Speaking of planning and organization, throughout the spring/summer of 2011, I’d been periodically reading/referencing a book by Maria Menounos called, The Everygirl’s Guide to Life. I’d heard about it on some news show I was watching on its release day back during hubby’s BMT or tech school phases. You know, it was that time when I was doing the single-mom thing and trying to keep myself busy, while planning ahead for military life. I didn’t know much about Menounos before reading it other than seeing her everywhere on television shows interviewing people. She seemed busy and interested in what was going on with Hollywood, which is a much loved a preoccupation of mine (big-time film and TV geek that I am). So, I picked up here book and used it to find great ideas about organization that might help us as a military family (but really, they could help ANY family or person get it together).

I quickly realized during the whole “packing to PCS overseas process” that I was woefully disorganized. As a result, I’m making every effort to set up our new home in the most organized fashion possible. This brings me around to Menounos’ book and the need to revisit it. We are still buried under boxes here in our bedroom, hallway, and livingroom area. I’m desperately feeling the need to get rid of these boxes and get organized, but finding it difficult to really dive in because the task seems just *so* intimidatingly big. It would seem that revisiting her organization tips might help provide the necessary motivation and direction to get this place where I want it. The biggest problem area is the bedroom/closet issue. Getting that sorted out would make a world of difference, so I think that’s where I’ll begin tomorrow.

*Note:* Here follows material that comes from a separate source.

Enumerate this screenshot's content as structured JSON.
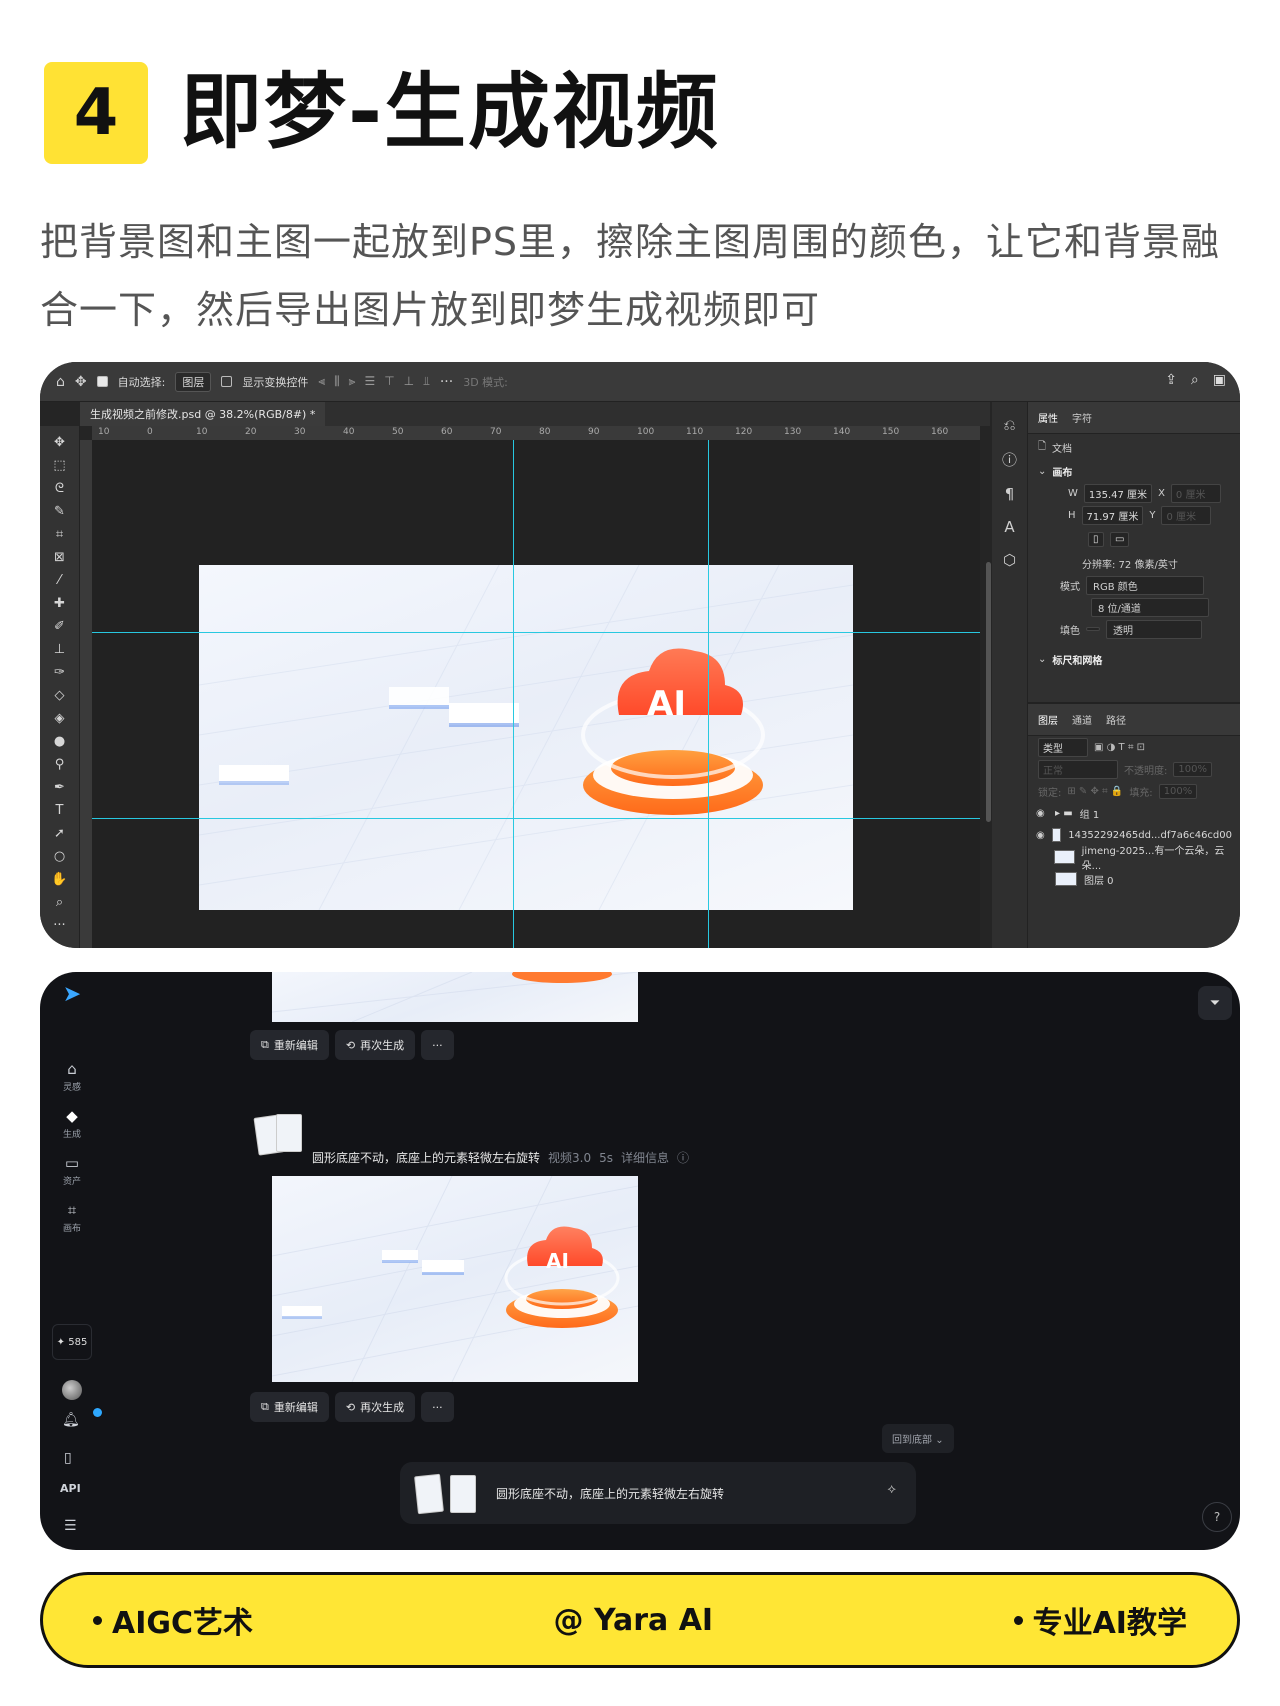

Another topic she discusses in her book regards being charitable and giving of one’s time to help out those less fortunate (in whatever way). We made an effort to contribute how we could to charities last year, but I think we could do better this year. My husband and I have discussed volunteering our time in various capacities, and I think that’s a real family goal of ours in the coming year. It’s always a challenge to work in time like that when you have a busy little toddler, but I’m sure we can squeeze it in. After all, what better example to set for children than to model charitable behaviors?

What ways have you gotten involved with helping those in need?